Limitations to the findings cited by the authors included potential confounding by the populations as well as facility-level differences in care and care team member complement, the inability to account for potential shifts in physician coverage of patients and hospital programs during the study’s timeframe, and concentrating the study population in select geographies, possibly limiting the applicability of the findings beyond those geographies.

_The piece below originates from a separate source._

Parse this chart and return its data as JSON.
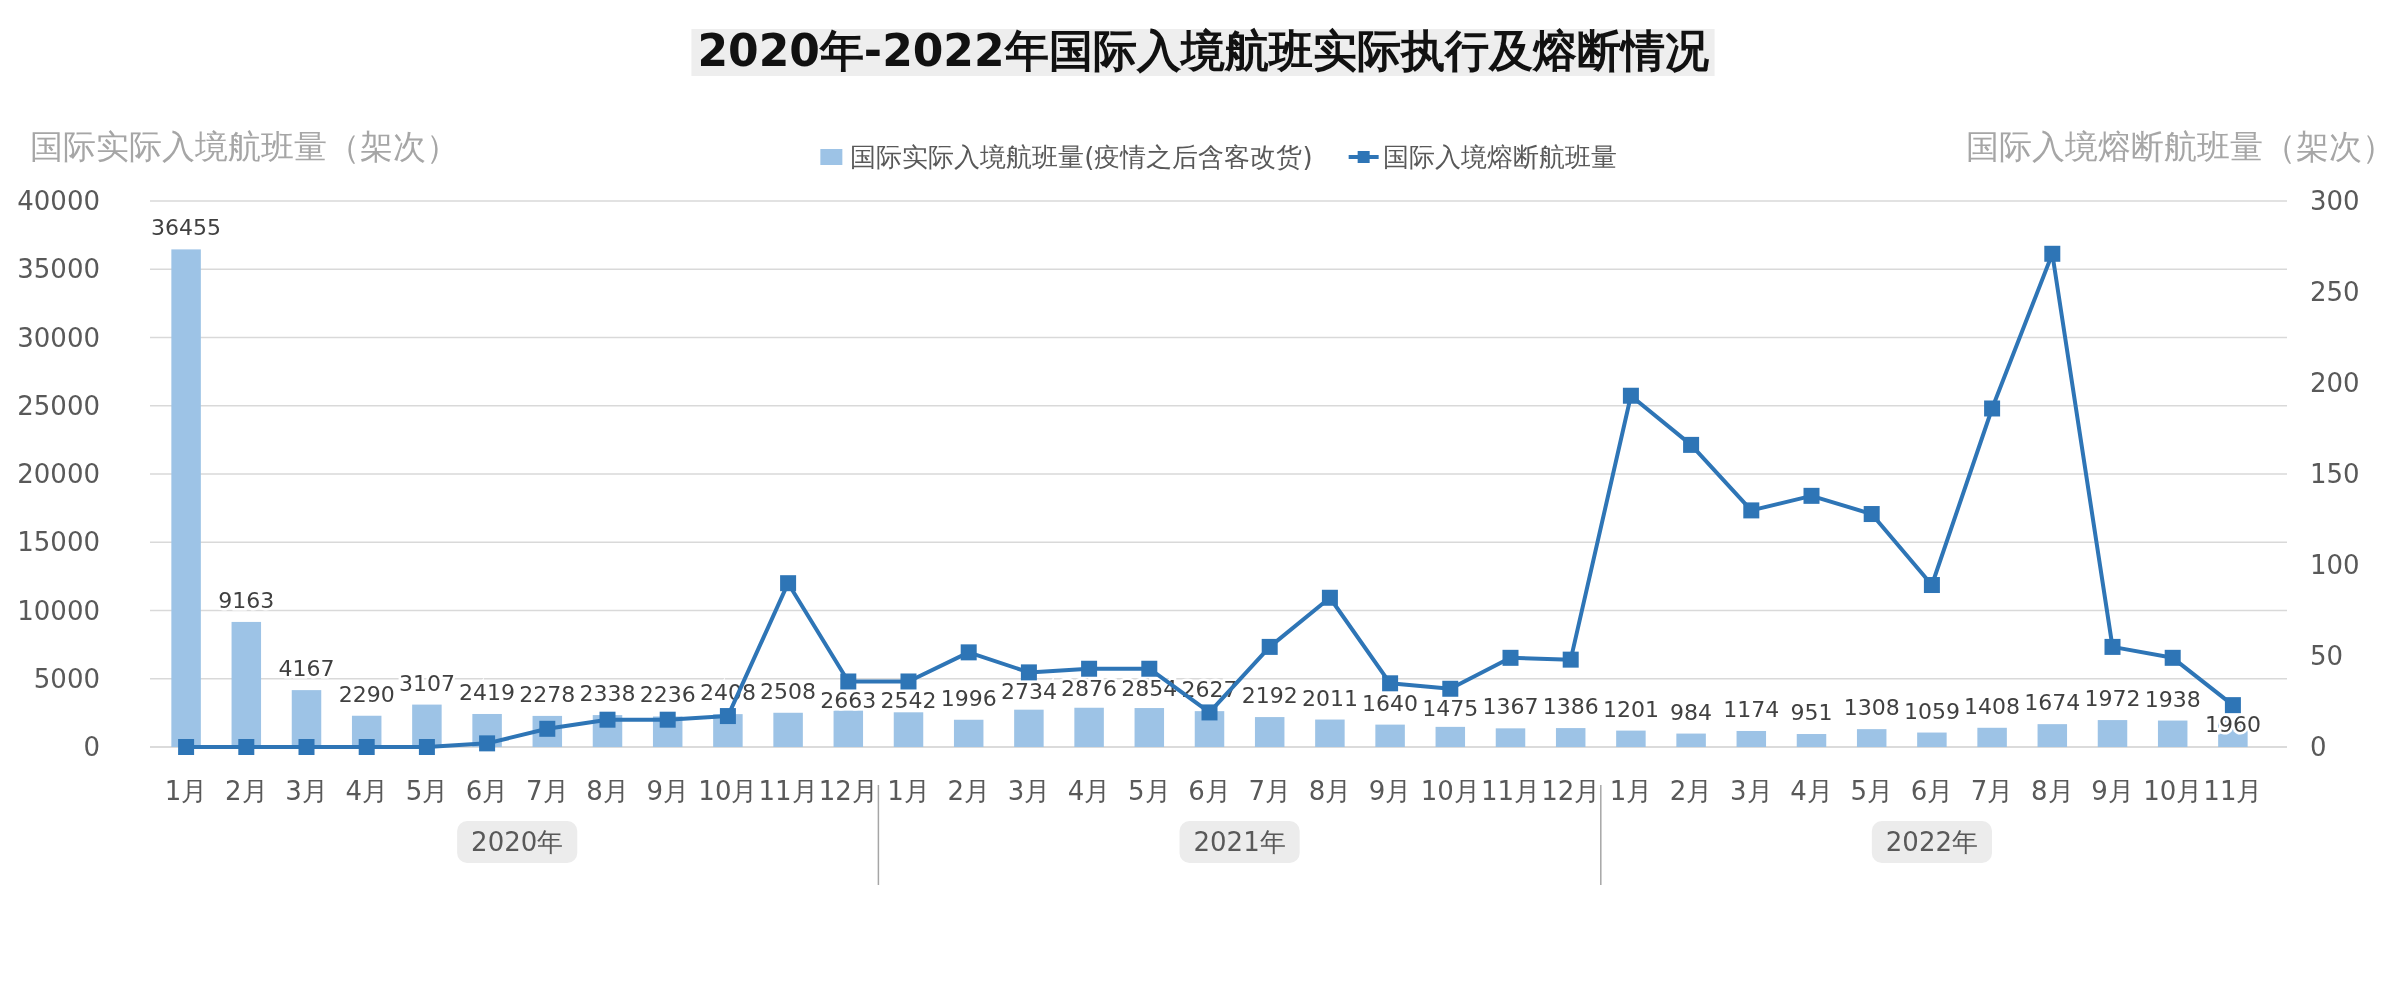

In conclusion, the researchers said, “The data in this analysis suggested that enrollment in a C-SNP was associated with lower rates of hospitalization and mortality compared with similar patients who received ESKD care within the same facilities or within the same geographies but were not enrolled in C-SNPs. This suggests that aspects of the care model, including access to the integrated care team, regular interactions between this team and the interdisciplinary dialysis team (e.g., the patient’s nephrologist), and possible access to the additional services and benefits provided via C-SNPs, may improve patient outcomes beyond the standard of care for this high-risk, high-need population.”

Takeaway Points

  1. Researchers conducted a retrospective multicenter cohort study to assess whether enrollment in a chronic condition special needs plan (C-SNP) improved outcomes among patients with end-stage kidney disease (ESKD).
  2. Compared with non-enrollees, those who enrolled in a C-SNP had lower rates of hospitalization and mortality, in both facility-matched and county-matched analyses.
  3. The researchers said the findings suggest that the additional services and benefits of C-SNP enrollment may improve outcomes compared with standard of care of ESKD.